The preparation methods, advantages and disadvantages of alumina balls

Powder spheroidization methods include physical methods and chemical methods.

According to different material aggregation modes, the preparation methods of spherical alumina can be systematically classified into three categories: gas-phase method, liquid-phase method, and solid-phase method.

1. Ball Milling Method

The ball milling method is the most common technique for preparing ultrafine alumina powder. Typically, through the rotation or vibration of a ball mill, the raw material is impacted, milled and stirred by grinding media, and large-sized powder is refined into ultrafine powder.

The particle size of the prepared spherical alumina powder mainly depends on the particle state of the raw material and the preparation process.

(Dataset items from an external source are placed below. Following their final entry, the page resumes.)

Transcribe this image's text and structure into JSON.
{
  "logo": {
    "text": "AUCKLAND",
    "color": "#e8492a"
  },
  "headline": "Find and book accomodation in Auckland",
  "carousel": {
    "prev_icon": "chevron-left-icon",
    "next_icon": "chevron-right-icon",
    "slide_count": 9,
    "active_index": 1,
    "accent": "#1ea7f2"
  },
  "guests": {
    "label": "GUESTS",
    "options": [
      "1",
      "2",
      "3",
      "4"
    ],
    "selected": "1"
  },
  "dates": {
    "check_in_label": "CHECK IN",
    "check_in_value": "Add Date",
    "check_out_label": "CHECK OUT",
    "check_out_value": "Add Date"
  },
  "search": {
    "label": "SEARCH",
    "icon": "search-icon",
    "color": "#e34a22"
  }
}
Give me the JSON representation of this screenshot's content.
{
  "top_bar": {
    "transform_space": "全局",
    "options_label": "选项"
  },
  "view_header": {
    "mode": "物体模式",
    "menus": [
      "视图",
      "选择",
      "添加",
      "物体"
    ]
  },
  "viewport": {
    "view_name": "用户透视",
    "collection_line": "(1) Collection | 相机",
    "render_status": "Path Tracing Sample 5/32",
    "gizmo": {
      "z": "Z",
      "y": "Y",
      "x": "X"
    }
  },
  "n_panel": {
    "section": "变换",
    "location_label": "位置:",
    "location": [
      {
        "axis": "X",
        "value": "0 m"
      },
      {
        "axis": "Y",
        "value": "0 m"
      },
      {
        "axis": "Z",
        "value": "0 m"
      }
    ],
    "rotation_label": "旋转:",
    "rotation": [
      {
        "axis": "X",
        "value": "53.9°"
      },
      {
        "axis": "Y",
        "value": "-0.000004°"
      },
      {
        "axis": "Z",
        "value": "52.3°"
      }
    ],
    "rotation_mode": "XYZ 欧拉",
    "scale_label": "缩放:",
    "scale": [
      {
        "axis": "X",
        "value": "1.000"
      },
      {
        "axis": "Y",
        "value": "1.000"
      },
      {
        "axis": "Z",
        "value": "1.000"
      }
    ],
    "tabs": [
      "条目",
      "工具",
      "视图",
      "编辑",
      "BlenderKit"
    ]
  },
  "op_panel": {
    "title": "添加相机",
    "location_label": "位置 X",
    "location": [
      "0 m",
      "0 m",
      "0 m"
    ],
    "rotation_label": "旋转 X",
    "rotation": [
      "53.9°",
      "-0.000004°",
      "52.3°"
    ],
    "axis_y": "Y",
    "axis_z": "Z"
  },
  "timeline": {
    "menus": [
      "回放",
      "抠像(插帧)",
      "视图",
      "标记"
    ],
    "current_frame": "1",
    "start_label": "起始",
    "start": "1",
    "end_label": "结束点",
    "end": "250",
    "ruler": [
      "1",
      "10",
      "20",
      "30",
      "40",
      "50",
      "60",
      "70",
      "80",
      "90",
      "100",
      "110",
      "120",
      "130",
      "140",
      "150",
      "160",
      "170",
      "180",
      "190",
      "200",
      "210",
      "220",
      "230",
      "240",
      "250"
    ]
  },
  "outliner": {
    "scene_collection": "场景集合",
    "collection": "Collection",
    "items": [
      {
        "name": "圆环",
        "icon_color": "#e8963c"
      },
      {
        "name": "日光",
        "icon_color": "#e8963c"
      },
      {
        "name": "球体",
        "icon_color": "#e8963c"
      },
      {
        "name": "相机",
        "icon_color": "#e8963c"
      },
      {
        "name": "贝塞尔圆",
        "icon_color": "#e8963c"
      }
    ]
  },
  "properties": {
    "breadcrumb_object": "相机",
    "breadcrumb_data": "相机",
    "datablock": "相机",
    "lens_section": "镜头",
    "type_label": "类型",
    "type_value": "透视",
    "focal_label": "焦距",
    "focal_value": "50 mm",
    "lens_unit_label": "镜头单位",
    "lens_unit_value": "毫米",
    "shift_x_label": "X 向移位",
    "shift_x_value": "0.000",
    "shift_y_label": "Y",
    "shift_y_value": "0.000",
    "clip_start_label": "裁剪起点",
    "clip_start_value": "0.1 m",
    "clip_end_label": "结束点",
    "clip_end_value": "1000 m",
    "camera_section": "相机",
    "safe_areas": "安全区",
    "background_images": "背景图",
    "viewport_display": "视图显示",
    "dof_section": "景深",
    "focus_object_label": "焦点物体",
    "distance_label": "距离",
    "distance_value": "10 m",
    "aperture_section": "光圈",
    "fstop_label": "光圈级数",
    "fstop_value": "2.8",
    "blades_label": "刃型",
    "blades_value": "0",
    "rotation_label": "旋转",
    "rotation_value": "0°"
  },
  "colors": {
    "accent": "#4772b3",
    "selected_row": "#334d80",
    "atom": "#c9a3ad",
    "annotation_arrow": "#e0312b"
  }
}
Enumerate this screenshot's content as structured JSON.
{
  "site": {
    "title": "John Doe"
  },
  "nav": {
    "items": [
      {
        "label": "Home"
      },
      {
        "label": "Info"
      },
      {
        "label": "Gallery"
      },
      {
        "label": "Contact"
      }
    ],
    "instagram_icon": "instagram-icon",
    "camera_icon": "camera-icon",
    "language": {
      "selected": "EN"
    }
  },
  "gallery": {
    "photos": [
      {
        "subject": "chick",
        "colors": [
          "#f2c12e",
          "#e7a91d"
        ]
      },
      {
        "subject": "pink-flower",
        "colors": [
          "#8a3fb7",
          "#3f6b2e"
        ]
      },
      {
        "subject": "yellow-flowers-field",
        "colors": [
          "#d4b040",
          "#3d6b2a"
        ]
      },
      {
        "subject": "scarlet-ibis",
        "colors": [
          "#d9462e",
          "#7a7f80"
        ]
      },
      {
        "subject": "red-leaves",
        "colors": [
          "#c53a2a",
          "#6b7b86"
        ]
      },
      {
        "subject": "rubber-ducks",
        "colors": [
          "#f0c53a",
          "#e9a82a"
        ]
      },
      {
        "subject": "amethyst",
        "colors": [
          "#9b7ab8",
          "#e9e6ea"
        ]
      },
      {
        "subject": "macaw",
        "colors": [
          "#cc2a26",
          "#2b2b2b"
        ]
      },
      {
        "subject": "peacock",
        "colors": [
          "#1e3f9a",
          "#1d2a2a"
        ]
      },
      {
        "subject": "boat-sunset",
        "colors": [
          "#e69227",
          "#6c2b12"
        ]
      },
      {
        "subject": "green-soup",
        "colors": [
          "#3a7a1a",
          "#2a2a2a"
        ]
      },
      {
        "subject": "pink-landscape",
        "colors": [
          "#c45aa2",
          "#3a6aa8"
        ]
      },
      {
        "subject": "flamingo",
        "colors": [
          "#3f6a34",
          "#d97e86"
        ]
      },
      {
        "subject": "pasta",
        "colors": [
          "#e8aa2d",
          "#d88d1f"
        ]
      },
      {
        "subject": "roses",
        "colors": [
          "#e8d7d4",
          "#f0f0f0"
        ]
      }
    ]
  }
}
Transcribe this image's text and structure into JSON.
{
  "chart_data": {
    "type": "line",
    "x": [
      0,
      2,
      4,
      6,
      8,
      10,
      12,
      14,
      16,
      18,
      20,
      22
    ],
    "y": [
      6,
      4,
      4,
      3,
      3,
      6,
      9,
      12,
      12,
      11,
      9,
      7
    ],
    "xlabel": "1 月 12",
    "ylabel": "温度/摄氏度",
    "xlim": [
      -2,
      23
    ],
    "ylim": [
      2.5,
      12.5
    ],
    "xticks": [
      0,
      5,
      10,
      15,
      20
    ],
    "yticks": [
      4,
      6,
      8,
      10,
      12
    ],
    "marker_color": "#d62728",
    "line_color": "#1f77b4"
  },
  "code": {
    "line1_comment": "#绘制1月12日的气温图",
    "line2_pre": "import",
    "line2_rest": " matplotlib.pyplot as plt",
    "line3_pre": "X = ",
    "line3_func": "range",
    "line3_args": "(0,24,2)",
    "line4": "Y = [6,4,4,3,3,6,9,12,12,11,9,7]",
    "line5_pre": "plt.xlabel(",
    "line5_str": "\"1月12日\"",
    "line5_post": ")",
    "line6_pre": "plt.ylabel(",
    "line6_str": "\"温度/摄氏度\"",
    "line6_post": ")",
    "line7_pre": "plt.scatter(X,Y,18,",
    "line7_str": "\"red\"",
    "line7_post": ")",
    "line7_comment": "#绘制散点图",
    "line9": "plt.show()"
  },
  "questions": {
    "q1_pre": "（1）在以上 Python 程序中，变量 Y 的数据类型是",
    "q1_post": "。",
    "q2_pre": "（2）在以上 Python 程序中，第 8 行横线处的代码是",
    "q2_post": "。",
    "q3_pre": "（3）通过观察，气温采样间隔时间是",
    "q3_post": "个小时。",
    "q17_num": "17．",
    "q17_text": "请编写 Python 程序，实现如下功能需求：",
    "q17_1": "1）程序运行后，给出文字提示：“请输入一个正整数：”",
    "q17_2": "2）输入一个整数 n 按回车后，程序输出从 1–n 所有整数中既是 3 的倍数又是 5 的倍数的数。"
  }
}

Advantages: Simple operation, low cost, high output.Disadvantages: The surface of the prepared spherical powder particles is relatively rough, resulting in an increased specific surface area and enhanced powder activity, which easily leads to interparticle agglomeration. Therefore, it is not suitable for preparing spherical powder particles with high-quality requirements.

2. Homogeneous Precipitation Method

Precipitation in a homogeneous solution is a process involving nucleation, subsequent aggregation and growth, and final precipitation from the solution, which is usually non-equilibrium. However, if the concentration of the precipitant in the homogeneous solution can be reduced or even generated slowly, a large number of uniform tiny nuclei will be formed. The resulting fine precipitate particles will be uniformly dispersed throughout the solution and maintain an equilibrium state for a long period of time. This precipitation method is known as the homogeneous precipitation method.

For the homogeneous precipitation method, if the size of the obtained precipitate particles falls within the range of colloidal particles, the method is also referred to as the sol-gel method.

Advantages: Mild reaction conditions, high sphericity, average particle size 400 nm–10 μm, good dispersibility.Disadvantages: Aluminum sulfate is usually required as the raw material to obtain spherical powder, so harmful sulfides are generated during the calcination stage. There is agglomeration and porous structure after sintering.

3. Sol-Gel Method

The sol-gel method involves the formation of a precursor sol via hydrolysis or polymerization of alkoxides or inorganic salts, followed by alcohol washing, aging, and final calcination to obtain alumina powder. Precise control of the system pH and reactant concentration is required in this method.

Advantages: Good uniformity, high chemical purity, etc.Disadvantages: Relatively complex preparation process and high cost.

4. Sol-Emulsion-Gel Method

This method was developed on the basis of the sol-gel method. In the early stage, the sol-gel method was mostly used to prepare alumina sol, with more focus on the organizational structure of the resulting colloid. Gradually, it became a common method for preparing ultrafine powder.

To obtain spherical powder particles, the interfacial tension between the oil phase and the aqueous phase is used to create tiny spherical droplets, so that the formation and gelation of sol particles are confined within the tiny droplets, ultimately yielding spherical precipitate particles.

In the sol-emulsion-gel method, a large amount of organic solvents and surfactants are used to form the emulsion. The separation process of the spherical powder from the emulsion is very complicated, and it is difficult to maintain the spherical shape of the powder during drying and calcination.

5. Dropping Method

The dropping method involves dropping alumina sol into an oil layer (usually paraffin oil, mineral oil, etc.), forming spherical sol particles under the action of surface tension. The sol particles are then gelated in an ammonia solution, and finally the gel particles are dried and calcined to form spherical alumina.

This method is a further process improvement of the sol-emulsion-gel method, applying emulsion technology to the aging stage of the sol while keeping the oil phase stationary, thus eliminating the separation treatment of the powder from the oily reagent.